« Trump agit comme un prédateur » : jusqu’où iront les folies douanières américaines ?

Les taxes aux frontières décidées par le président américain, considérées par certains comme la plus grande bêtise économique du siècle, plongent le monde dans un chaos inédit.

Par Beatrice Parrino (avec Marie BordetFrançois Miguet et Olivier Ubertalli)


ll y a quelques semaines encore, les « salopards » n’étaient que quinze, selon le décompte du secrétaire au Trésor américain.
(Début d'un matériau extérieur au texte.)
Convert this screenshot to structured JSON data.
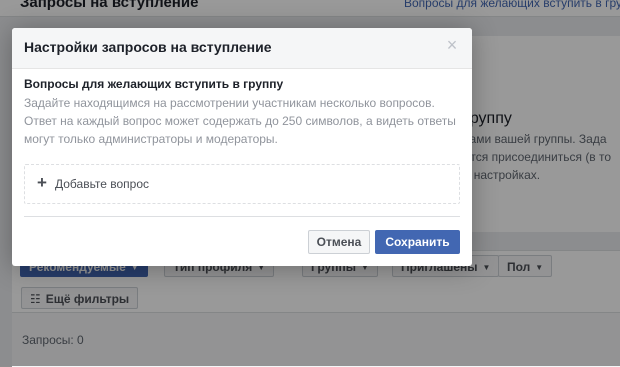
{
  "background": {
    "header_title": "Запросы на вступление",
    "header_link": "Вопросы для желающих вступить в группу",
    "card_heading": "группу",
    "card_text": "ками вашей группы. Зада\nотся присоединиться (в то\nв настройках.",
    "filters": [
      {
        "label": "Рекомендуемые",
        "primary": true
      },
      {
        "label": "Тип профиля"
      },
      {
        "label": "Группы"
      },
      {
        "label": "Приглашены"
      },
      {
        "label": "Пол"
      }
    ],
    "more_filters": "Ещё фильтры",
    "requests_label": "Запросы: 0"
  },
  "modal": {
    "title": "Настройки запросов на вступление",
    "close_icon": "close-icon",
    "section_title": "Вопросы для желающих вступить в группу",
    "section_desc": "Задайте находящимся на рассмотрении участникам несколько вопросов. Ответ на каждый вопрос может содержать до 250 символов, а видеть ответы могут только администраторы и модераторы.",
    "add_question_icon": "+",
    "add_question_label": "Добавьте вопрос",
    "cancel_label": "Отмена",
    "save_label": "Сохранить"
  },
  "colors": {
    "accent": "#4267b2",
    "overlay": "rgba(0,0,0,0.40)"
  }
}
Mais en un instant, d’un trait rageur de son gros stylo noir, Donald Trump a décrété : désormais, ils le sont tous.

Chaque pays du globe, sauf le sien. 192 salopards. 192 coupables. Coupables d’attaquer la souveraineté sacrée des États-Unis. Coupables de déséquilibrer sa balance commerciale. Coupables de miner sa suprématie économique. Coupables. Coupables. Coupables. Et boucs émissaires parfaits.

Le président américain, fidèle à sa rhétorique accusatoire et obsessionnelle, érige le reste du monde en ennemi extérieur, désigné comme le seul responsable des maux de l’Amérique. Nous pensions qu’il menait une guerre commerciale et d’influence contre la Chine, sous nos yeux complices…

Mais désinvolte, le shérif Trump a balayé nos certitudes, renversé la mondialisation et brisé les alliances. Désormais, la marche du monde, le commerce entre nations ne sont plus qu’une question de rapports de force.

Coups de massue

Les tensions commerciales, déjà vives, ont atteint leur paroxysme, le 2 avril, jour où Donald Trump a plongé le monde dans un chaos inédit, avec le déploiement massif de taxes aux frontières des États-Unis, commettant, pour beaucoup, la plus grande bêtise économique du siècle.

Afin de mesurer l’ampleur du désastre, il suffit de jeter un œil aux cours de Bourse. Bien qu’ils ne reflètent pas toujours fidèlement la réalité économique, ils en donnent le pouls. Et ce pouls, en l’espace de deux jours, entre le 2 et le 4 avril, a ralenti net.

Wall Street, longtemps raide dingue de ce républicain adepte du Make Business Great Again, s’est effondré, brûlant 10 % de sa valeur. Une hémorragie financière de 5 969 milliards de dollars ! Une somme vertigineuse, l’équivalent de deux fois le PIB annuel de la France.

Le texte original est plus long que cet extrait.